On 5 June, 2008, J. K. Rowling delivered the Harvard Commencement Address.

As I watch her acknowledging the applause that welcomes her all my experience and instincts scream that she is downright terrified. It is not just the nervousness of the smile: there are many other symptoms. It is hardly surprising. The Harvard Commencement Address has been delivered by some considerable names over the years: famous, infamous, but always considerable. Her terror turns out to be not a short-lived hump. Symptoms of fear peep out at intervals throughout the speech.

Nevertheless she is manifestly among friends, probably fans. This may explain the phenomenon that transpires, but I am not convinced.

After the Hierarchical Hello, she launches into an opening that acknowledges her nervousness and seeks to exploit it. This is not an original device, and I advise against it because in my experience it nearly always fails. Audiences do not want to be told you are frightened. To my amazement, long before she is anywhere near her punch-line, the audience is lapping it up, loving it and laughing. In fact the entire opening routine proves to be so popular, and generates so many laughs, that I find myself in doubt as to what actually is the punch-line – that is, until one laugh provides a launch-pad for enthusiastic applause. The audience reckons that is the punch-line. When the market makes such a clear-cut decision it is wise to cash in your chips, end that routine and move to the next section. Rowling spurns that wisdom because she has two more things to say on that subject, both good, one brilliant, and all loved by the audience.

And so it goes on. She breaks another rule with spectacular success. She is a talking head, and much of the script is in written rather than spoken English. Does she get away with this because it is slightly Wodehousian in style, so she is playing a British stereotype to the American audience? Perhaps, but I’m not convinced because she continues to enthral the audience when she gets serious.

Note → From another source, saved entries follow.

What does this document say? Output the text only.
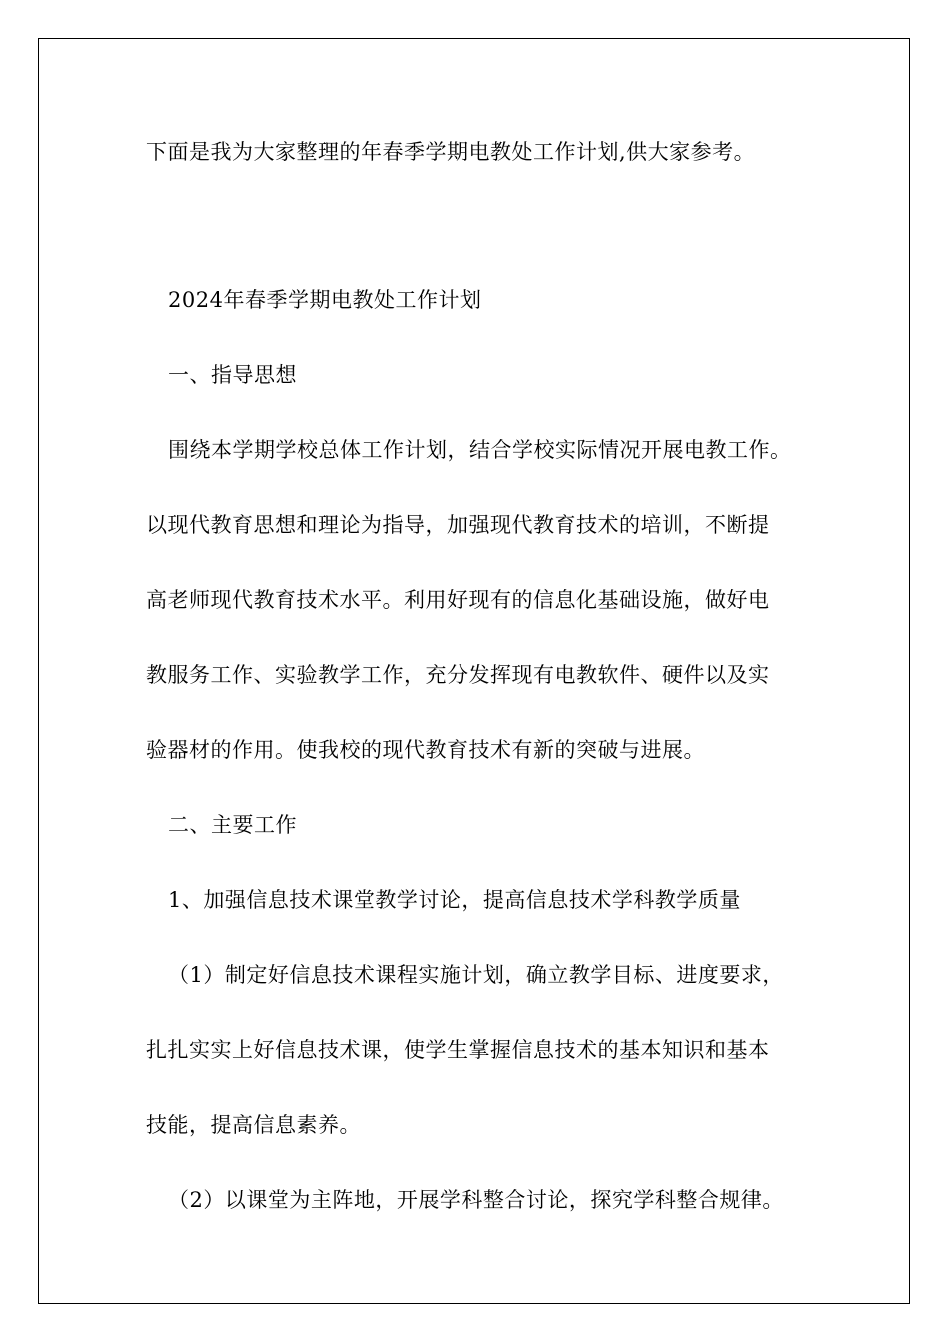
下面是我为大家整理的年春季学期电教处工作计划,供大家参考。
2024年春季学期电教处工作计划
一、指导思想
围绕本学期学校总体工作计划，结合学校实际情况开展电教工作。
以现代教育思想和理论为指导，加强现代教育技术的培训，不断提
高老师现代教育技术水平。利用好现有的信息化基础设施，做好电
教服务工作、实验教学工作，充分发挥现有电教软件、硬件以及实
验器材的作用。使我校的现代教育技术有新的突破与进展。
二、主要工作
1、加强信息技术课堂教学讨论，提高信息技术学科教学质量
（1）制定好信息技术课程实施计划，确立教学目标、进度要求，
扎扎实实上好信息技术课，使学生掌握信息技术的基本知识和基本
技能，提高信息素养。
（2）以课堂为主阵地，开展学科整合讨论，探究学科整合规律。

And she does get serious. More than 70% of this talk is serious; and on the numerous occasions that the camera cuts to the audience only once is there a face not glued to her.

I repeat that though it is tempting to attribute the success of this speech to her huge and devoted following, I think the reason is even simpler (in concept if not in execution).

Audiences will forgive virtually anything, from glaring mannerisms to opinions they find obnoxious, if only you are interesting enough. She had neither of those shortcomings, though she did have others like over-fastidious enunciation (which I would work to smooth out if I were advising her). What trumped it all was the sheer quality of the way her arguments were couched.

Making a speech is, in many ways, like telling a story; and there is a rumour doing the rounds that J. K. Rowling is quite good at that.